Post by: Finski on November 11, 2012, 03:09:59 am

  Bees produce wax when they need it. 

This is the best advice we can get.

I has bee amazed about this: When beekeepers buy package bees to Alaska in April, they have not there any flowers or pollen.
Package bees draw foundations with sugar ...in some limit.
I live on same latitude as Anchorage and willow starts here blooming 1.5. Then it is possible to rear brood.


I use to put foundations in the edges of boxes to add ventilation along the wall.
I start my pollen patty feeding at the beginning of April.
When my bees start to make draw foundations voluntarily, they have allready 3 brood generation behind and it is second week of June.
The hive is full of bees and there is much nectar and pollen in nature. They have filled the combs and they want to expand the hive.

It happens at same time in many hives. It must be some common signal when they start to make burr and new combs.
Title: Re: What condition will bees produce wax?
Post by: T Beek on November 11, 2012, 08:40:17 am
A nectar flow (natural or human made, as in sugar syrup), suitable weather conditions, pollen availability and having the space (empty frames or boxes) to create comb will cause them to do so. 

This natural instinct is how we beeks fool our bees during a good flow, into producing considerably more honey than a colony needs or can ever consume. 

Its sort of a trick we play on them if done right  :-\, but I guess that opinion depends on which side of the fence you sit. 

On a good flow, a beek intent primarily on honey production will have no problem adding as many supers as can be stacked with the bees effectively forced into working overtime on behalf of the beekeeper. 

It is what it is.
Title: Re: What condition will bees produce wax?
Post by: Finski on November 11, 2012, 09:04:42 am
.
Yes, Beek. You say perfectly right. Human fools the be do things what it would not tio do in nature.

Bees' purpose to live is to produce swarms. When human gives more foundations and more room, often bees think that they are not ready to swarm.
However the basic nature in bees' life is that "don't waste energy". Bees do only what is necessary.

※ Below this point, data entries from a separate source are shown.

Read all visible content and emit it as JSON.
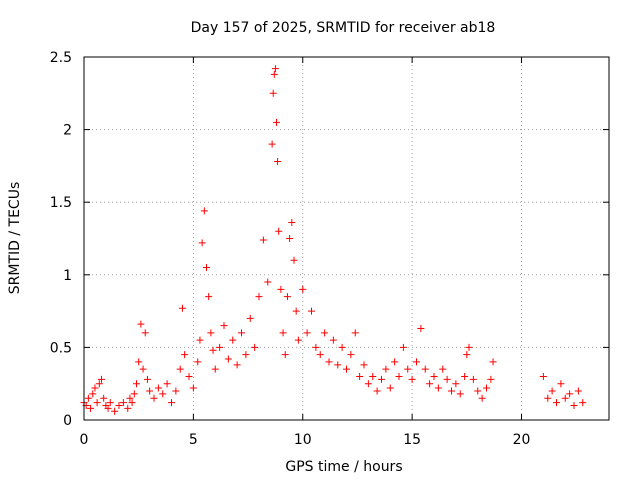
{
  "chart_data": {
    "type": "scatter",
    "title": "Day 157 of 2025, SRMTID for receiver ab18",
    "xlabel": "GPS time / hours",
    "ylabel": "SRMTID / TECUs",
    "xlim": [
      0,
      24.0
    ],
    "ylim": [
      0,
      2.5
    ],
    "xticks": [
      0,
      5,
      10,
      15,
      20
    ],
    "xtick_labels": [
      "0",
      "5",
      "10",
      "15",
      "20"
    ],
    "yticks": [
      0,
      0.5,
      1,
      1.5,
      2,
      2.5
    ],
    "ytick_labels": [
      "0",
      "0.5",
      "1",
      "1.5",
      "2",
      "2.5"
    ],
    "grid": true,
    "marker": "+",
    "color": "#ff0000",
    "series": [
      {
        "name": "SRMTID",
        "points": [
          [
            0.0,
            0.12
          ],
          [
            0.1,
            0.1
          ],
          [
            0.2,
            0.15
          ],
          [
            0.3,
            0.08
          ],
          [
            0.4,
            0.18
          ],
          [
            0.5,
            0.22
          ],
          [
            0.6,
            0.12
          ],
          [
            0.7,
            0.25
          ],
          [
            0.8,
            0.28
          ],
          [
            0.9,
            0.15
          ],
          [
            1.0,
            0.1
          ],
          [
            1.1,
            0.08
          ],
          [
            1.2,
            0.12
          ],
          [
            1.4,
            0.06
          ],
          [
            1.6,
            0.1
          ],
          [
            1.8,
            0.12
          ],
          [
            2.0,
            0.08
          ],
          [
            2.1,
            0.15
          ],
          [
            2.2,
            0.12
          ],
          [
            2.3,
            0.18
          ],
          [
            2.4,
            0.25
          ],
          [
            2.5,
            0.4
          ],
          [
            2.6,
            0.66
          ],
          [
            2.7,
            0.35
          ],
          [
            2.8,
            0.6
          ],
          [
            2.9,
            0.28
          ],
          [
            3.0,
            0.2
          ],
          [
            3.2,
            0.15
          ],
          [
            3.4,
            0.22
          ],
          [
            3.6,
            0.18
          ],
          [
            3.8,
            0.25
          ],
          [
            4.0,
            0.12
          ],
          [
            4.2,
            0.2
          ],
          [
            4.4,
            0.35
          ],
          [
            4.5,
            0.77
          ],
          [
            4.6,
            0.45
          ],
          [
            4.8,
            0.3
          ],
          [
            5.0,
            0.22
          ],
          [
            5.2,
            0.4
          ],
          [
            5.3,
            0.55
          ],
          [
            5.4,
            1.22
          ],
          [
            5.5,
            1.44
          ],
          [
            5.6,
            1.05
          ],
          [
            5.7,
            0.85
          ],
          [
            5.8,
            0.6
          ],
          [
            5.9,
            0.48
          ],
          [
            6.0,
            0.35
          ],
          [
            6.2,
            0.5
          ],
          [
            6.4,
            0.65
          ],
          [
            6.6,
            0.42
          ],
          [
            6.8,
            0.55
          ],
          [
            7.0,
            0.38
          ],
          [
            7.2,
            0.6
          ],
          [
            7.4,
            0.45
          ],
          [
            7.6,
            0.7
          ],
          [
            7.8,
            0.5
          ],
          [
            8.0,
            0.85
          ],
          [
            8.2,
            1.24
          ],
          [
            8.4,
            0.95
          ],
          [
            8.6,
            1.9
          ],
          [
            8.65,
            2.25
          ],
          [
            8.7,
            2.38
          ],
          [
            8.75,
            2.42
          ],
          [
            8.8,
            2.05
          ],
          [
            8.85,
            1.78
          ],
          [
            8.9,
            1.3
          ],
          [
            9.0,
            0.9
          ],
          [
            9.1,
            0.6
          ],
          [
            9.2,
            0.45
          ],
          [
            9.3,
            0.85
          ],
          [
            9.4,
            1.25
          ],
          [
            9.5,
            1.36
          ],
          [
            9.6,
            1.1
          ],
          [
            9.7,
            0.75
          ],
          [
            9.8,
            0.55
          ],
          [
            10.0,
            0.9
          ],
          [
            10.2,
            0.6
          ],
          [
            10.4,
            0.75
          ],
          [
            10.6,
            0.5
          ],
          [
            10.8,
            0.45
          ],
          [
            11.0,
            0.6
          ],
          [
            11.2,
            0.4
          ],
          [
            11.4,
            0.55
          ],
          [
            11.6,
            0.38
          ],
          [
            11.8,
            0.5
          ],
          [
            12.0,
            0.35
          ],
          [
            12.2,
            0.45
          ],
          [
            12.4,
            0.6
          ],
          [
            12.6,
            0.3
          ],
          [
            12.8,
            0.38
          ],
          [
            13.0,
            0.25
          ],
          [
            13.2,
            0.3
          ],
          [
            13.4,
            0.2
          ],
          [
            13.6,
            0.28
          ],
          [
            13.8,
            0.35
          ],
          [
            14.0,
            0.22
          ],
          [
            14.2,
            0.4
          ],
          [
            14.4,
            0.3
          ],
          [
            14.6,
            0.5
          ],
          [
            14.8,
            0.35
          ],
          [
            15.0,
            0.28
          ],
          [
            15.2,
            0.4
          ],
          [
            15.4,
            0.63
          ],
          [
            15.6,
            0.35
          ],
          [
            15.8,
            0.25
          ],
          [
            16.0,
            0.3
          ],
          [
            16.2,
            0.22
          ],
          [
            16.4,
            0.35
          ],
          [
            16.6,
            0.28
          ],
          [
            16.8,
            0.2
          ],
          [
            17.0,
            0.25
          ],
          [
            17.2,
            0.18
          ],
          [
            17.4,
            0.3
          ],
          [
            17.5,
            0.45
          ],
          [
            17.6,
            0.5
          ],
          [
            17.8,
            0.28
          ],
          [
            18.0,
            0.2
          ],
          [
            18.2,
            0.15
          ],
          [
            18.4,
            0.22
          ],
          [
            18.6,
            0.28
          ],
          [
            18.7,
            0.4
          ],
          [
            21.0,
            0.3
          ],
          [
            21.2,
            0.15
          ],
          [
            21.4,
            0.2
          ],
          [
            21.6,
            0.12
          ],
          [
            21.8,
            0.25
          ],
          [
            22.0,
            0.15
          ],
          [
            22.2,
            0.18
          ],
          [
            22.4,
            0.1
          ],
          [
            22.6,
            0.2
          ],
          [
            22.8,
            0.12
          ]
        ]
      }
    ]
  }
}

Often beekeepers say that "bees draw fast combs". - Where they need that "fast". They do just as they need. And if flow is weak, they do not draw all foundations. Like this autumn I picked tens of undrawn combs when  bees did not need new combs.
Title: Re: What condition will bees produce wax?
Post by: rdy-b on November 11, 2012, 01:43:40 pm
 when young bees are feed thin syrup it mimics a nectar flow
young bees are the best at producing wax-up to 18 days old
older bees are slower at wax production
there is a biological function that takes place in the young bee -they dont turn it on or off
if there is a need for fast comb building the young bees are feed the incoming nectar or thin syrup through a process known as tropholaxis (young bees dont forage)--it is there wax gland that starts into over drive and comb is produced at a rapid rate
the colony needs these young bees for wax building
when bees swarm it is a mixture of old and young bees-and the population explosion that precedes a swarm provides these young bees
  :) RDY-B
Title: Re: What condition will bees produce wax?
Post by: Michael Bush on November 29, 2012, 02:53:27 pm
>Will bees produce wax only when the nectar flow is on?

They have to have a stomach full of some kind of sucrose syrup (nectar, honey etc.) and no where to store it.

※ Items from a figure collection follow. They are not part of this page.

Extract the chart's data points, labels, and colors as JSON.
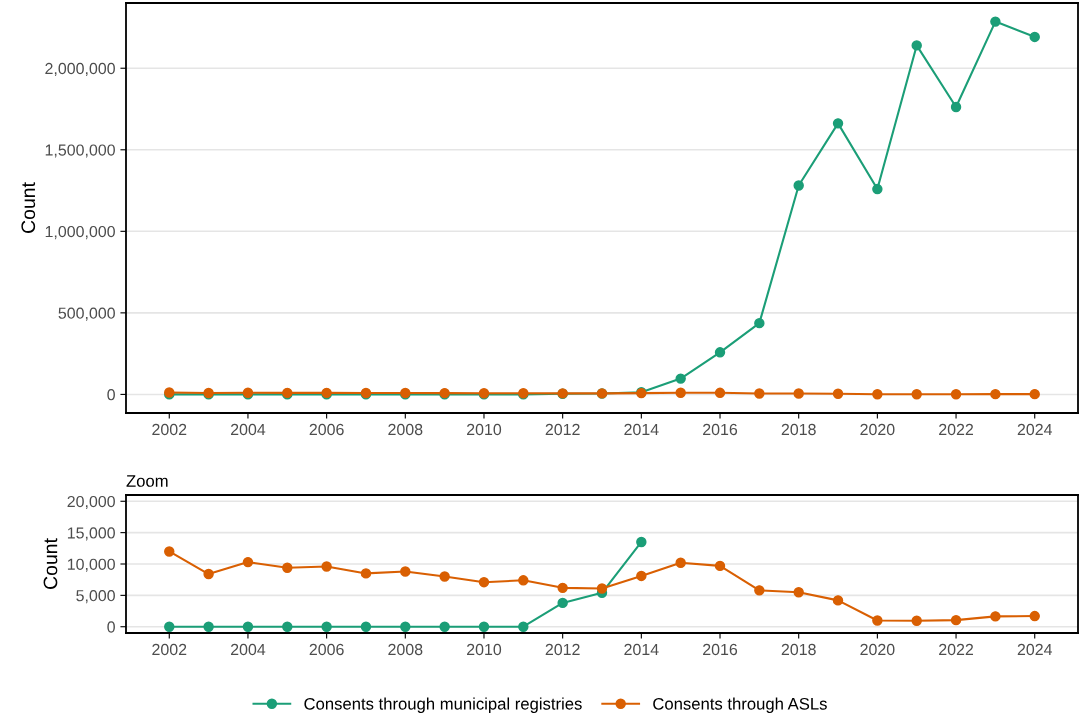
{
  "chart_data": [
    {
      "type": "line",
      "ylabel": "Count",
      "x": [
        2002,
        2003,
        2004,
        2005,
        2006,
        2007,
        2008,
        2009,
        2010,
        2011,
        2012,
        2013,
        2014,
        2015,
        2016,
        2017,
        2018,
        2019,
        2020,
        2021,
        2022,
        2023,
        2024
      ],
      "series": [
        {
          "color": "#1b9e77",
          "values": [
            0,
            0,
            0,
            0,
            0,
            0,
            0,
            0,
            0,
            0,
            3800,
            5400,
            13500,
            97000,
            258000,
            437000,
            1281000,
            1662000,
            1259000,
            2140000,
            1762000,
            2286000,
            2192000
          ]
        },
        {
          "color": "#d95f02",
          "values": [
            12000,
            8400,
            10300,
            9400,
            9600,
            8500,
            8800,
            8000,
            7100,
            7400,
            6200,
            6100,
            8100,
            10200,
            9700,
            5800,
            5500,
            4200,
            1000,
            950,
            1050,
            1650,
            1700
          ]
        }
      ],
      "xlim": [
        2000.9,
        2025.1
      ],
      "xticks": [
        2002,
        2004,
        2006,
        2008,
        2010,
        2012,
        2014,
        2016,
        2018,
        2020,
        2022,
        2024
      ],
      "ylim": [
        -114000,
        2400000
      ],
      "yticks": [
        {
          "value": 0,
          "label": "0"
        },
        {
          "value": 500000,
          "label": "500,000"
        },
        {
          "value": 1000000,
          "label": "1,000,000"
        },
        {
          "value": 1500000,
          "label": "1,500,000"
        },
        {
          "value": 2000000,
          "label": "2,000,000"
        }
      ],
      "grid": "y",
      "marker": "circle",
      "legend": false
    },
    {
      "type": "line",
      "title": "Zoom",
      "ylabel": "Count",
      "x": [
        2002,
        2003,
        2004,
        2005,
        2006,
        2007,
        2008,
        2009,
        2010,
        2011,
        2012,
        2013,
        2014,
        2015,
        2016,
        2017,
        2018,
        2019,
        2020,
        2021,
        2022,
        2023,
        2024
      ],
      "series": [
        {
          "name": "Consents through municipal registries",
          "color": "#1b9e77",
          "values": [
            0,
            0,
            0,
            0,
            0,
            0,
            0,
            0,
            0,
            0,
            3800,
            5400,
            13500,
            null,
            null,
            null,
            null,
            null,
            null,
            null,
            null,
            null,
            null
          ]
        },
        {
          "name": "Consents through ASLs",
          "color": "#d95f02",
          "values": [
            12000,
            8400,
            10300,
            9400,
            9600,
            8500,
            8800,
            8000,
            7100,
            7400,
            6200,
            6100,
            8100,
            10200,
            9700,
            5800,
            5500,
            4200,
            1000,
            950,
            1050,
            1650,
            1700
          ]
        }
      ],
      "xlim": [
        2000.9,
        2025.1
      ],
      "xticks": [
        2002,
        2004,
        2006,
        2008,
        2010,
        2012,
        2014,
        2016,
        2018,
        2020,
        2022,
        2024
      ],
      "ylim": [
        -1000,
        21000
      ],
      "yticks": [
        {
          "value": 0,
          "label": "0"
        },
        {
          "value": 5000,
          "label": "5,000"
        },
        {
          "value": 10000,
          "label": "10,000"
        },
        {
          "value": 15000,
          "label": "15,000"
        },
        {
          "value": 20000,
          "label": "20,000"
        }
      ],
      "grid": "y",
      "marker": "circle",
      "legend": "bottom"
    }
  ]
}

>Is wax produced when it is warm outside?

I have seen bees draw comb when needed when it wasn't that warm, but serious production never seems to happen until the weather is warm.  Heat helps in the working of wax a lot.  It may help in the secretion as well.  The usually festoon and make heat when they are making wax.  Details of how they secrete and work wax are in volume two of Huber's New Observations Upon Bees.

Is nectar/honey needed to produce wax?